Owing to the slightly different age structure of the two study samples, with the discovery sample being minimally older on average at visit 1, we further observed the impact of age reflected by the minimally lower average test score. That is, the discovery sample had lower VDS and greater TMT-B scores than the replication sample. The TMT-B mean scores may also be influenced further by the different cutoff thresholds of 300 s in the discovery sample and 180 s for the replication sample.

Genome-wide association studies

To our knowledge, the LD block comprising the nine SNPs we detected for the set-shifting ability has been not identified in any GWAS before. These SNPs are part of two common haplotypes, that is, 97.7% carry the haplotype consisting of the major alleles and 1.7% have the rare haplotype with only minor alleles in European populations [30]. However, we did not observe different allelic distributions between the three diagnostic groups (Supplementary Table 2). We displayed the longitudinal course for the two genotypes “AC” and “AA” of the top SNP rs150547358, observing a steady increase in the TMT-B score for “AC” and an almost unchanging course for “AA”. Consequently, the minor allele C was associated with a decline in the set-shifting ability of ~5 s over a period of 18 months for AC with a large c.i. at the last visit owing to the small number of available heterozygous individuals. This result reflects a relatively high decrease in the ability over this short period. Furthermore, it portrays a highly interesting observation, which is further underpinned when we consider the genetic region of the nine SNPs. Variant rs150547358, the significantly replicated SNP, is one of four associated SNPs directly located in the ring finger protein 180 (RNF180) gene on chromosome 5q12.3. It is an E3 ubiquitin-protein ligase [50], whose product is involved in protein modification. RNF180 is associated with the regulation of monoamine levels in different brain regions, for example, the prefrontal cortex (PFC) in RNF180 knockout mice [51]. The PFC is a critical part of the frontal lobe in the development of EFs [4, 52]. Another gene located in the nearby region, HTR1A (5-hydroxytryptamine receptor 1A), is an important receptor of serotonin (5-HT) also essential to the prefrontal lobe.
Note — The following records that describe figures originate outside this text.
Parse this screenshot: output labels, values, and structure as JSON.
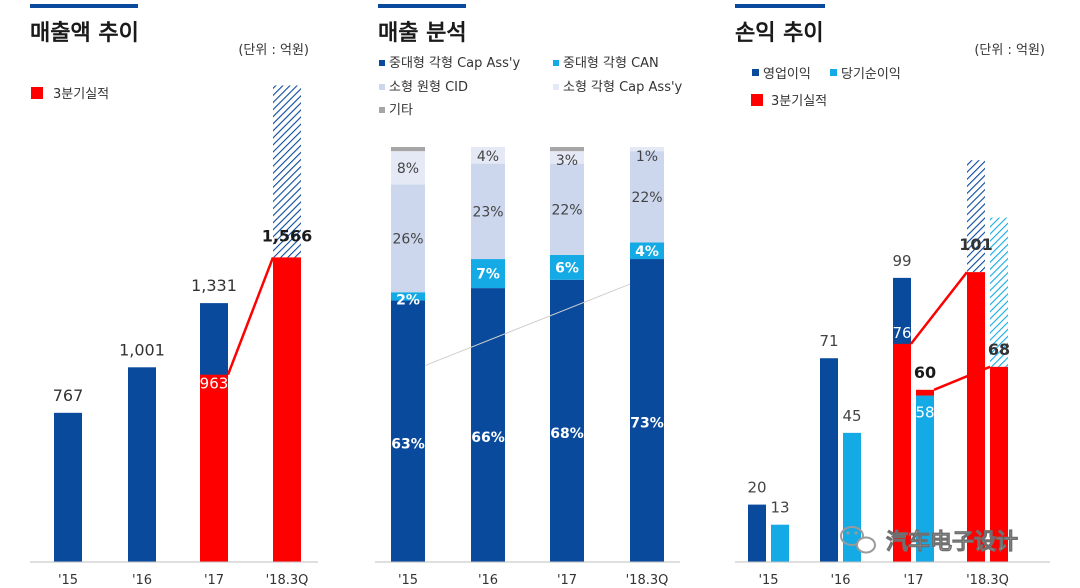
{
  "colors": {
    "dark_blue": "#0a4a9c",
    "cyan": "#14aae6",
    "light_blue": "#ccd7ee",
    "pale_blue": "#e4e9f5",
    "gray": "#a6a6a6",
    "red": "#ff0000",
    "accent_line": "#0a4a9c",
    "baseline": "#bfbfbf"
  },
  "watermark": {
    "text": "汽车电子设计",
    "icon": "wechat-icon"
  },
  "chart_data": [
    {
      "type": "bar",
      "title": "매출액 추이",
      "unit": "(단위 : 억원)",
      "legend": [
        {
          "name": "3분기실적",
          "color": "#ff0000"
        }
      ],
      "categories": [
        "'15",
        "'16",
        "'17",
        "'18.3Q"
      ],
      "series": [
        {
          "name": "",
          "values": [
            767,
            1001,
            1331,
            null
          ],
          "labels": [
            "767",
            "1,001",
            "1,331",
            ""
          ]
        },
        {
          "name": "3분기실적",
          "values": [
            null,
            null,
            963,
            1566
          ],
          "labels": [
            "",
            "",
            "963",
            "1,566"
          ]
        }
      ],
      "forecast_hatch": {
        "category": "'18.3Q",
        "top_value": 2450
      },
      "ylim": [
        0,
        2500
      ],
      "connector": {
        "from": "'17",
        "to": "'18.3Q",
        "series": "3분기실적"
      }
    },
    {
      "type": "bar",
      "stacked": true,
      "title": "매출 분석",
      "categories": [
        "'15",
        "'16",
        "'17",
        "'18.3Q"
      ],
      "series": [
        {
          "name": "중대형 각형 Cap Ass'y",
          "values": [
            63,
            66,
            68,
            73
          ]
        },
        {
          "name": "중대형 각형 CAN",
          "values": [
            2,
            7,
            6,
            4
          ]
        },
        {
          "name": "소형 원형 CID",
          "values": [
            26,
            23,
            22,
            22
          ]
        },
        {
          "name": "소형 각형 Cap Ass'y",
          "values": [
            8,
            4,
            3,
            1
          ]
        },
        {
          "name": "기타",
          "values": [
            1,
            0,
            1,
            0
          ]
        }
      ],
      "ylim": [
        0,
        100
      ],
      "connector": {
        "from": "'15",
        "to": "'18.3Q",
        "series": "중대형 각형 Cap Ass'y"
      }
    },
    {
      "type": "bar",
      "title": "손익 추이",
      "unit": "(단위 : 억원)",
      "legend": [
        {
          "name": "영업이익",
          "color": "#0a4a9c"
        },
        {
          "name": "당기순이익",
          "color": "#14aae6"
        },
        {
          "name": "3분기실적",
          "color": "#ff0000"
        }
      ],
      "categories": [
        "'15",
        "'16",
        "'17",
        "'18.3Q"
      ],
      "series": [
        {
          "name": "영업이익",
          "values": [
            20,
            71,
            99,
            null
          ],
          "labels": [
            "20",
            "71",
            "99",
            ""
          ]
        },
        {
          "name": "당기순이익",
          "values": [
            13,
            45,
            58,
            null
          ],
          "labels": [
            "13",
            "45",
            "58",
            ""
          ]
        },
        {
          "name": "3분기실적 영업이익",
          "values": [
            null,
            null,
            76,
            101
          ],
          "labels": [
            "",
            "",
            "76",
            "101"
          ]
        },
        {
          "name": "3분기실적 당기순이익",
          "values": [
            null,
            null,
            60,
            68
          ],
          "labels": [
            "",
            "",
            "60",
            "68"
          ]
        }
      ],
      "forecast_hatch": {
        "category": "'18.3Q",
        "operating_top": 140,
        "net_top": 120
      },
      "ylim": [
        0,
        140
      ]
    }
  ]
}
More importantly, HTR1A is an autoreceptor, located on the cell bodies of serotonin-synthesizing neurons of the brainstem dorsal raphe nucleus, helping to maintain homeostasis in serotonergic function [53]. Furthermore, a genetic polymorphism in the 5-HT system has previously been implicated in EF performance [12].
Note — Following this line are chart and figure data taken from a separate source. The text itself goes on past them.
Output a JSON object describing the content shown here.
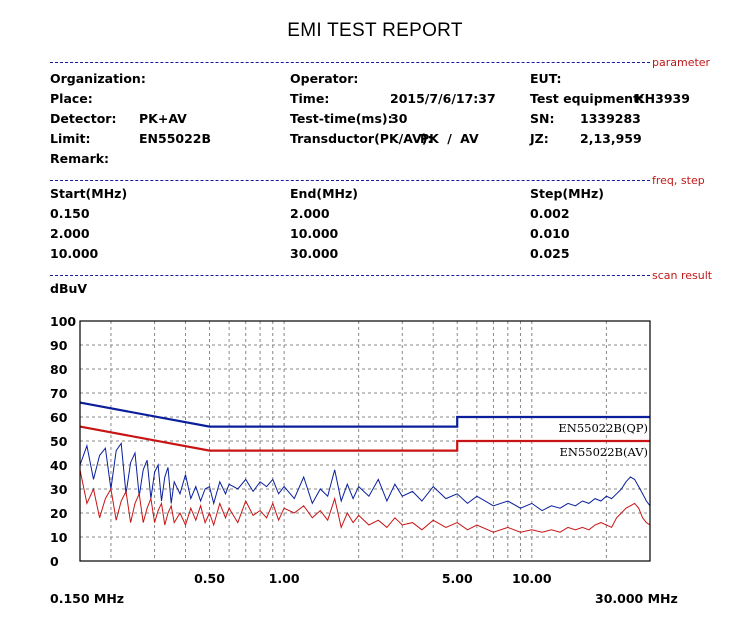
{
  "report": {
    "title": "EMI TEST REPORT",
    "sections": {
      "parameter": "parameter",
      "freq_step": "freq, step",
      "scan_result": "scan result"
    }
  },
  "parameters": {
    "organization_label": "Organization:",
    "place_label": "Place:",
    "detector_label": "Detector:",
    "detector_value": "PK+AV",
    "limit_label": "Limit:",
    "limit_value": "EN55022B",
    "remark_label": "Remark:",
    "operator_label": "Operator:",
    "time_label": "Time:",
    "time_value": "2015/7/6/17:37",
    "test_time_label": "Test-time(ms):",
    "test_time_value": "30",
    "transductor_label": "Transductor(PK/AV):",
    "transductor_value": "PK / AV",
    "eut_label": "EUT:",
    "test_equipment_label": "Test equipment:",
    "test_equipment_value": "KH3939",
    "sn_label": "SN:",
    "sn_value": "1339283",
    "jz_label": "JZ:",
    "jz_value": "2,13,959"
  },
  "freq_table": {
    "headers": [
      "Start(MHz)",
      "End(MHz)",
      "Step(MHz)"
    ],
    "rows": [
      [
        "0.150",
        "2.000",
        "0.002"
      ],
      [
        "2.000",
        "10.000",
        "0.010"
      ],
      [
        "10.000",
        "30.000",
        "0.025"
      ]
    ]
  },
  "chart_data": {
    "type": "line",
    "ylabel": "dBuV",
    "ylim": [
      0,
      100
    ],
    "xlim": [
      0.15,
      30
    ],
    "x_scale": "log",
    "yticks": [
      0,
      10,
      20,
      30,
      40,
      50,
      60,
      70,
      80,
      90,
      100
    ],
    "xtick_labels": [
      {
        "value": 0.5,
        "label": "0.50"
      },
      {
        "value": 1,
        "label": "1.00"
      },
      {
        "value": 5,
        "label": "5.00"
      },
      {
        "value": 10,
        "label": "10.00"
      }
    ],
    "x_start_label": "0.150 MHz",
    "x_end_label": "30.000 MHz",
    "grid": true,
    "limits": [
      {
        "name": "EN55022B(QP)",
        "color": "#0a1f9c",
        "x": [
          0.15,
          0.5,
          5,
          5,
          30
        ],
        "y": [
          66,
          56,
          56,
          60,
          60
        ]
      },
      {
        "name": "EN55022B(AV)",
        "color": "#c81414",
        "x": [
          0.15,
          0.5,
          5,
          5,
          30
        ],
        "y": [
          56,
          46,
          46,
          50,
          50
        ]
      }
    ],
    "series": [
      {
        "color": "#0a1f9c",
        "x": [
          0.15,
          0.16,
          0.17,
          0.18,
          0.19,
          0.2,
          0.21,
          0.22,
          0.23,
          0.24,
          0.25,
          0.26,
          0.27,
          0.28,
          0.29,
          0.3,
          0.31,
          0.32,
          0.33,
          0.34,
          0.35,
          0.36,
          0.38,
          0.4,
          0.42,
          0.44,
          0.46,
          0.48,
          0.5,
          0.52,
          0.55,
          0.58,
          0.6,
          0.65,
          0.7,
          0.75,
          0.8,
          0.85,
          0.9,
          0.95,
          1.0,
          1.1,
          1.2,
          1.3,
          1.4,
          1.5,
          1.6,
          1.7,
          1.8,
          1.9,
          2.0,
          2.2,
          2.4,
          2.6,
          2.8,
          3.0,
          3.3,
          3.6,
          4.0,
          4.5,
          5.0,
          5.5,
          6,
          7,
          8,
          9,
          10,
          11,
          12,
          13,
          14,
          15,
          16,
          17,
          18,
          19,
          20,
          21,
          22,
          23,
          24,
          25,
          26,
          27,
          28,
          29,
          30
        ],
        "y": [
          40,
          48,
          34,
          44,
          47,
          30,
          46,
          49,
          28,
          41,
          45,
          27,
          38,
          42,
          26,
          37,
          40,
          25,
          35,
          39,
          24,
          33,
          28,
          36,
          26,
          31,
          25,
          30,
          31,
          24,
          33,
          28,
          32,
          30,
          34,
          29,
          33,
          31,
          34,
          28,
          31,
          26,
          35,
          24,
          30,
          27,
          38,
          25,
          32,
          26,
          31,
          27,
          34,
          25,
          32,
          27,
          29,
          25,
          31,
          26,
          28,
          24,
          27,
          23,
          25,
          22,
          24,
          21,
          23,
          22,
          24,
          23,
          25,
          24,
          26,
          25,
          27,
          26,
          28,
          30,
          33,
          35,
          34,
          31,
          28,
          25,
          23
        ]
      },
      {
        "color": "#c81414",
        "x": [
          0.15,
          0.16,
          0.17,
          0.18,
          0.19,
          0.2,
          0.21,
          0.22,
          0.23,
          0.24,
          0.25,
          0.26,
          0.27,
          0.28,
          0.29,
          0.3,
          0.31,
          0.32,
          0.33,
          0.34,
          0.35,
          0.36,
          0.38,
          0.4,
          0.42,
          0.44,
          0.46,
          0.48,
          0.5,
          0.52,
          0.55,
          0.58,
          0.6,
          0.65,
          0.7,
          0.75,
          0.8,
          0.85,
          0.9,
          0.95,
          1.0,
          1.1,
          1.2,
          1.3,
          1.4,
          1.5,
          1.6,
          1.7,
          1.8,
          1.9,
          2.0,
          2.2,
          2.4,
          2.6,
          2.8,
          3.0,
          3.3,
          3.6,
          4.0,
          4.5,
          5.0,
          5.5,
          6,
          7,
          8,
          9,
          10,
          11,
          12,
          13,
          14,
          15,
          16,
          17,
          18,
          19,
          20,
          21,
          22,
          23,
          24,
          25,
          26,
          27,
          28,
          29,
          30
        ],
        "y": [
          38,
          24,
          30,
          18,
          26,
          30,
          17,
          25,
          29,
          16,
          24,
          28,
          16,
          22,
          26,
          16,
          21,
          24,
          15,
          20,
          23,
          16,
          20,
          15,
          22,
          17,
          23,
          16,
          20,
          15,
          24,
          18,
          22,
          16,
          25,
          19,
          21,
          18,
          24,
          17,
          22,
          20,
          23,
          18,
          21,
          17,
          26,
          14,
          20,
          16,
          19,
          15,
          17,
          14,
          18,
          15,
          16,
          13,
          17,
          14,
          16,
          13,
          15,
          12,
          14,
          12,
          13,
          12,
          13,
          12,
          14,
          13,
          14,
          13,
          15,
          16,
          15,
          14,
          18,
          20,
          22,
          23,
          24,
          22,
          18,
          16,
          15
        ]
      }
    ]
  }
}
In an additional exploratory gene-set analysis performed with MAGMA v1.06 as a part of the FUMA pipeline (https://fuma.ctglab.nl/) [54], we did not receive significant (Bonferroni-corrected P values ≤0.05) pathways for either phenotype.
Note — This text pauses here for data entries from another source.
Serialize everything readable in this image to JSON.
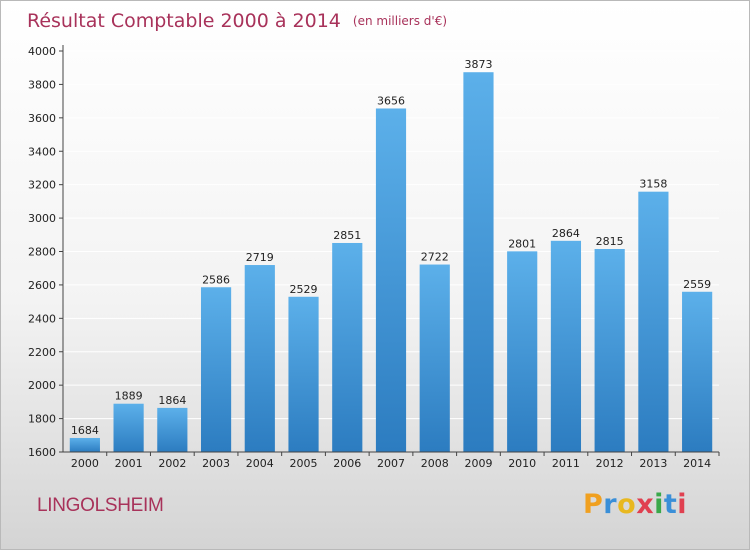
{
  "chart_data": {
    "type": "bar",
    "title": "Résultat Comptable 2000 à 2014",
    "subtitle": "(en milliers d'€)",
    "xlabel": "",
    "ylabel": "",
    "categories": [
      "2000",
      "2001",
      "2002",
      "2003",
      "2004",
      "2005",
      "2006",
      "2007",
      "2008",
      "2009",
      "2010",
      "2011",
      "2012",
      "2013",
      "2014"
    ],
    "values": [
      1684,
      1889,
      1864,
      2586,
      2719,
      2529,
      2851,
      3656,
      2722,
      3873,
      2801,
      2864,
      2815,
      3158,
      2559
    ],
    "ylim": [
      1600,
      4000
    ],
    "yticks": [
      1600,
      1800,
      2000,
      2200,
      2400,
      2600,
      2800,
      3000,
      3200,
      3400,
      3600,
      3800,
      4000
    ],
    "grid": true,
    "bar_color": "#4a9fdb",
    "title_color": "#a8325a"
  },
  "footer": {
    "town": "LINGOLSHEIM",
    "brand": {
      "letters": [
        "P",
        "r",
        "o",
        "x",
        "i",
        "t",
        "i"
      ],
      "colors": [
        "#f0a020",
        "#3a8fd8",
        "#e8b820",
        "#e04050",
        "#3aa84a",
        "#3a8fd8",
        "#e04050"
      ]
    }
  }
}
Our results are a first step in the direction of understanding the molecular genetic influences on the longitudinal course of EFs. We were unable to consider the third core ability, inhibition, which also plays an important role for EF, because we could not fulfill a specific assessment requirement resulting from the multicenter and interview-based structure of the discovery sample [20]. Many unknown factors remain, such as the genetic aspects due to the correlation of the different EF abilities, as we only concentrated on individual EF core skills in two separate analyses. According to the “unity but diversity” concept [11] that also concerns the genetic underpinnings of the EFs, a genetic study of a latent common factor needs to follow. Further, we need to acknowledge the problem of missing data which is a great challenge in longitudinal studies as presented in our samples. Here, selecting the correct analysis method, e.g., linear mixed models are imported but generally, more longitudinal studies with multiple time points and greater sample sizes will be required to unmask further time and genomics interactions [19].